This is the official implementation of paper "Thinking with Nothinking Calibration: A New In-Context Learning Paradigm in Reasoning Large Language Models".
1. Data
We put the GSM8K (grade-school-math), MATH500 (math500), AIME24 (aime24), and AMC23 (amc23) datasets in the ./data folder.
2. Conda environment
conda create -n jointthinking python=3.10
conda activate jointthinking
pip install -r requirements.txt3. Run scripts
Vllm is used as the model launcher.
Then replace your own paths/paramters in the shell files of each dataset.
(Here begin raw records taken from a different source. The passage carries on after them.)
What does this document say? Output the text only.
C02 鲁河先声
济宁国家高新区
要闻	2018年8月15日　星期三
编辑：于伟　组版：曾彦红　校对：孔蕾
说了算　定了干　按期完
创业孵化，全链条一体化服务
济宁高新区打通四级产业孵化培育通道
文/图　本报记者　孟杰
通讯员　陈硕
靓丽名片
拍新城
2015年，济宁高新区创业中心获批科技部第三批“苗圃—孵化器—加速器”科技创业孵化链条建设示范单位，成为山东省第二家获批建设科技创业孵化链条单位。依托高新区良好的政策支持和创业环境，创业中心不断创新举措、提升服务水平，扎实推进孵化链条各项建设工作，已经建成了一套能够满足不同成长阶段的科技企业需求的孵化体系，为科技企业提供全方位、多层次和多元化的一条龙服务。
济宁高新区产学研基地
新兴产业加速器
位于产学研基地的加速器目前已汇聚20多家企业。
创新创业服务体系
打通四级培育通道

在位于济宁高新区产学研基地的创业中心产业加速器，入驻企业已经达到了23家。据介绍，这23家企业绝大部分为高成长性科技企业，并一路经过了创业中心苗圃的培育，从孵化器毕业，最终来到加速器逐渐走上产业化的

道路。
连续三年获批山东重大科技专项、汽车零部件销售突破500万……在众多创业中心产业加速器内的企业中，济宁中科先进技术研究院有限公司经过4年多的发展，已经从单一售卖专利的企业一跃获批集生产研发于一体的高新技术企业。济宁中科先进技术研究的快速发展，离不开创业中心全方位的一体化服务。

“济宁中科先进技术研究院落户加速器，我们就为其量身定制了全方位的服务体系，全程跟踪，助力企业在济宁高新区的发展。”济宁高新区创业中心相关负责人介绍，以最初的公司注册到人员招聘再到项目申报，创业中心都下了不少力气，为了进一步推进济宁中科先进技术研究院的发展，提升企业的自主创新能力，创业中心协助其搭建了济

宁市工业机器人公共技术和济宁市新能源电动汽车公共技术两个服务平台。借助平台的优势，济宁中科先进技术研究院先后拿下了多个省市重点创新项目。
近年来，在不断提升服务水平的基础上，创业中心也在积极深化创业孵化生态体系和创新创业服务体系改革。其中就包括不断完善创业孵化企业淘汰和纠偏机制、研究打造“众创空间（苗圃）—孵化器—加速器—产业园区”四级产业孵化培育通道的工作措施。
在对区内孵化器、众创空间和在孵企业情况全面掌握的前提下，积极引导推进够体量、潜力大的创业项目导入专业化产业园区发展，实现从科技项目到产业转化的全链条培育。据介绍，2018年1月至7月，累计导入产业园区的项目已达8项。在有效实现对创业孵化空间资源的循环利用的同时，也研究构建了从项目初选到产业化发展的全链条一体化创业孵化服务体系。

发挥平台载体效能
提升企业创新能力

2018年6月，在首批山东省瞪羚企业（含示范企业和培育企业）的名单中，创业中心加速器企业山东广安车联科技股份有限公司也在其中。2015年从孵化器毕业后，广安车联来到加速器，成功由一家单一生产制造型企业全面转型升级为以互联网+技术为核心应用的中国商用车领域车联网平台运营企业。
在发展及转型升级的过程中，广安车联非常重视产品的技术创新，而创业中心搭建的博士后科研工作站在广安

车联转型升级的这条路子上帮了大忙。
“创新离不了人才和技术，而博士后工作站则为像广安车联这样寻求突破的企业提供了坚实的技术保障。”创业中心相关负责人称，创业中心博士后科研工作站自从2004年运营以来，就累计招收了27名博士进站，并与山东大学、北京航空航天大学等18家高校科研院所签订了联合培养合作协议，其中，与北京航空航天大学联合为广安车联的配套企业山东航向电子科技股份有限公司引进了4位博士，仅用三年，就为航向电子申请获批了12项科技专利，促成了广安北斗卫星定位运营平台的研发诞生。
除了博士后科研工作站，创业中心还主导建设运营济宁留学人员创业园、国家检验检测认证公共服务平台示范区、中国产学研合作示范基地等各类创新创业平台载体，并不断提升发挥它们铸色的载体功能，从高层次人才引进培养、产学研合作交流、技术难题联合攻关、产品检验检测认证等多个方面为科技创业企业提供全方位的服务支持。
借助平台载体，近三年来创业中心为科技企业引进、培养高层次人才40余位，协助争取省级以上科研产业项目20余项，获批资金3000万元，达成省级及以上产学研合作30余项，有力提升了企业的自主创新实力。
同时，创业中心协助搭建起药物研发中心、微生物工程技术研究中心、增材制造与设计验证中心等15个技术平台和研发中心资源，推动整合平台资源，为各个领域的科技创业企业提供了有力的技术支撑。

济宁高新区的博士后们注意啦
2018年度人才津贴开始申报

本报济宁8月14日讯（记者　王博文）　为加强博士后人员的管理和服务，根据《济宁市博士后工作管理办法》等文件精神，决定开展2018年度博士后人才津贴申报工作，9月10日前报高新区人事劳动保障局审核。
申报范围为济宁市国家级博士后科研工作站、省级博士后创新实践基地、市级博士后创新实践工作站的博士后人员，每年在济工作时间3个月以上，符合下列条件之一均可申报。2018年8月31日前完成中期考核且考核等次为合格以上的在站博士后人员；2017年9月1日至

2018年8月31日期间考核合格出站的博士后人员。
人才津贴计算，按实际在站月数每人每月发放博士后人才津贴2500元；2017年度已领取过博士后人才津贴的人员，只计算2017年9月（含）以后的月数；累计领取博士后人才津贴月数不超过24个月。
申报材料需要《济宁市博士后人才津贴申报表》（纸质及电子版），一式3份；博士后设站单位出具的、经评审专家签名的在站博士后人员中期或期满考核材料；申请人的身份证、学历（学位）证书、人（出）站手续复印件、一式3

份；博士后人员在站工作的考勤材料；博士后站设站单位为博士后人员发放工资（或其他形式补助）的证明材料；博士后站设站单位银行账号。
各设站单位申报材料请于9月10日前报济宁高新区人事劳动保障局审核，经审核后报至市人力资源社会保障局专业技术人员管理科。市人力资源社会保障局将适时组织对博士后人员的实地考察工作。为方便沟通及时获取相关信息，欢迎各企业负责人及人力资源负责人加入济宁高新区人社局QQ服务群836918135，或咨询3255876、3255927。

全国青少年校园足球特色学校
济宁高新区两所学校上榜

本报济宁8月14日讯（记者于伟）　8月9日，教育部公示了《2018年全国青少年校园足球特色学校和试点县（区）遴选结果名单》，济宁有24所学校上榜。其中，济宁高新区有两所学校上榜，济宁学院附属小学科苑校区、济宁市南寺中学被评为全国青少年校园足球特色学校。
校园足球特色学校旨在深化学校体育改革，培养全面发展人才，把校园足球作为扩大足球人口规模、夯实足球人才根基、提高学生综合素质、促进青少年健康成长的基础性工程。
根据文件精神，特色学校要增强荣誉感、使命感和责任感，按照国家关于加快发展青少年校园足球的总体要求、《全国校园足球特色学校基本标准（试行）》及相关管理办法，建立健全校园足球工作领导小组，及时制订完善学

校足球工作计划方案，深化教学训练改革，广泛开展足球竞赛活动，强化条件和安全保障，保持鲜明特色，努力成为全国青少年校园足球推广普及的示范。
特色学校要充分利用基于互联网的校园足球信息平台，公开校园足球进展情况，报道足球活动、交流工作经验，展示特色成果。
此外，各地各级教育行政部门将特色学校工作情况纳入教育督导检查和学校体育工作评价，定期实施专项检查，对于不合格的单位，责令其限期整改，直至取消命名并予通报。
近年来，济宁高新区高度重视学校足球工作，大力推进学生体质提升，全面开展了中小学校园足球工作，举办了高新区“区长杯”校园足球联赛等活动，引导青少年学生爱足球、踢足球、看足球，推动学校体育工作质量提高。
NUM_THREADS= # Number of processes running simultaneously
API_KEY= # Vllm key, normally is "EMPTY"
API_BASE= # Vllm address
MODEL_NAME= # Vllm model name
DATA_PATH= # Dataset path
PROMPT_TYPE= # Prompt type
TEMPERATURE=
TOPP=
MAX_TOKENS=
N_SHOT=3 # Cuurently support <= 3
REFER= # Only used for "the second thinking"
SAVE_PATH=
Currently we support 14 kinds of prompt formats by --prompt_type argument.
For "qwen3-JointThinking-thinking-before", "qwen3-JointThinking-thinking-middle-open", "JointThinking-thinking-before", "JointThinking-thinking-middle-open", "thinking-twice", and "JointThinking-thinking-middle-open-always", they are the second thinking prompt formats and need --reference_ideas argument to provide questions and generated answers filtered from other prompt format (such as "direct" or "nothinking") results. Such filter can be processed by ./utils/thinking_compare.sh.
For others, you can ignore --reference_ideas argument and generate final answers directly.